6102 sayılı TTK’nın 4 maddesine göre, Ticari davalar, mutlak ve nispi ticari davalar olarak ikiye ayrılmaktadır. Nispi ticari davalar, her iki tarafın da “ticari işletmesiyle ilgili hususlardan kaynaklanan” hukuk davalarıdır. Mutlak ticari davalar ise, tarafların tacir olup olmadıklarına ve uyuşmazlığın tarafların ticari işletmeleri ile ilgili bulunup bulunmadığına bakılmaksızın yasa gereği ticari dava sayılan uyuşmazlıklardır.Somut olayda yazılan müzekkere cevapları doğrultusunda davacının —- yılında mükellef kaydının silindiği, davacının kaydının bulunduğu dönemler incelendiğinde işletme esasına göre defter tuttuğu , alış ve satış tutarları —-. Sınıf tacir sınırının altında kaldığı bu nedenle tacir olmadığı, uyuşmazlığın da mutlak ticari işlerden olmadığı anlaşılmaktadır.Bu durumda, davacının tacir ve işin her iki tarafın ticari işletmesiyle ilgili bulunmaması, uyuşmazlığın yasa gereği mutlak ticari dava da olmaması karşısında, uyuşmazlığa bakma görevinin genel görevli mahkeme olan Asliye Hukuk Mahkemesine ait olup, aşağıdaki şekilde hüküm kurmak gerekmiştir.

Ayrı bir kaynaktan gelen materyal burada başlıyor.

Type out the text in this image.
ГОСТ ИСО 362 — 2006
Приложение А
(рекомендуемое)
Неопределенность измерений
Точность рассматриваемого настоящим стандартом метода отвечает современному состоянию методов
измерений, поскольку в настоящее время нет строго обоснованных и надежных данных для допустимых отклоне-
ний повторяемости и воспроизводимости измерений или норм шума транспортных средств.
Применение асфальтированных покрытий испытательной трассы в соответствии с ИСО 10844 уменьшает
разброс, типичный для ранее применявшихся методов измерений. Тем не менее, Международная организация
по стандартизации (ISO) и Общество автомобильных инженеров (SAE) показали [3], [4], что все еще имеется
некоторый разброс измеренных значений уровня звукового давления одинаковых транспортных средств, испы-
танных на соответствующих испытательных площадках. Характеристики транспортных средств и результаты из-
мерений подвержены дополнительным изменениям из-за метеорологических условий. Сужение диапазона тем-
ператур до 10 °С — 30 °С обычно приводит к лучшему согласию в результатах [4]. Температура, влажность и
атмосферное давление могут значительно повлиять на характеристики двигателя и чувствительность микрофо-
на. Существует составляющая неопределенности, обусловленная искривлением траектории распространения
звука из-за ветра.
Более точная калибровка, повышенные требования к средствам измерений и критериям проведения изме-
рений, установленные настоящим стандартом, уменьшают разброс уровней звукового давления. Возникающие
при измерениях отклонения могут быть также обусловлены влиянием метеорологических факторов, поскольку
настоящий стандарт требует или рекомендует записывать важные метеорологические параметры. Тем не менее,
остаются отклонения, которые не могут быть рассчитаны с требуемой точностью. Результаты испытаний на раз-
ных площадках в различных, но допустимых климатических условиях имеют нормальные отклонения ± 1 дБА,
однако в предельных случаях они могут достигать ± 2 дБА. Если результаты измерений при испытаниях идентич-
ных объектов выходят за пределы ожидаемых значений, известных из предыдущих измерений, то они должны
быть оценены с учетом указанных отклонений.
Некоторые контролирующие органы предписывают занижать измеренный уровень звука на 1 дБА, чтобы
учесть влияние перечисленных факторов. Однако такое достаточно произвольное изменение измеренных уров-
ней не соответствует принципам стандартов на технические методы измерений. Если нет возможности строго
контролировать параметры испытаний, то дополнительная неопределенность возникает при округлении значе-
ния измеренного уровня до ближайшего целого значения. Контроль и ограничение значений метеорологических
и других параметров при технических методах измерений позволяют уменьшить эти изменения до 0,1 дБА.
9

H Ü K Ü M: Gerekçesi yukarıda açıklandığı üzere;
1-Davaya bakmaya Mahkememiz görevli olmadığından dava şartı yokluğu sebebiyle DAVANIN USÛLDEN REDDİ ile GÖREVSİZLİĞİNE,
2-Davaya bakmaya—Asliye Hukuk Mahkemesinin GÖREVLİ OLDUĞUNUN TESPİTİNE,
3-Karar kesinleştikten sonra ve istek halinde HMK 20. Maddesi gereğince— haftalık süre içinde dosyanın görevli —Asliye Hukuk Mahkemesine GÖNDERİLMESİNE,
4-Kararın kesinleşmesinden itibaren —- hafta içinde dosyanın görevli mahkemeye gönderilmesinin talep edilmemesi halinde HMK 20 maddesi gereğince DAVANIN AÇILMAMIŞ SAYILMASINA,
5-Yargılama giderinin görevli Mahkemece değerlendirilmesine,
6-Kararın talep halinde davacı vekiline ve davalıya tebliğe çıkarılmasına,Dair, davacı asil ile davalı asil ve vekilinin huzurunda, davacı vekili yokluğunda, HMK 345/1. maddesi uyarınca tebliğ tarihinden itibaren—- haftalık yasal süre içerisinde —- Bölge Adliye Mahkemesi nezdinde istinaf kanun yolu açık olmak üzere verilen karar açıkça okunup usulen anlatıldı.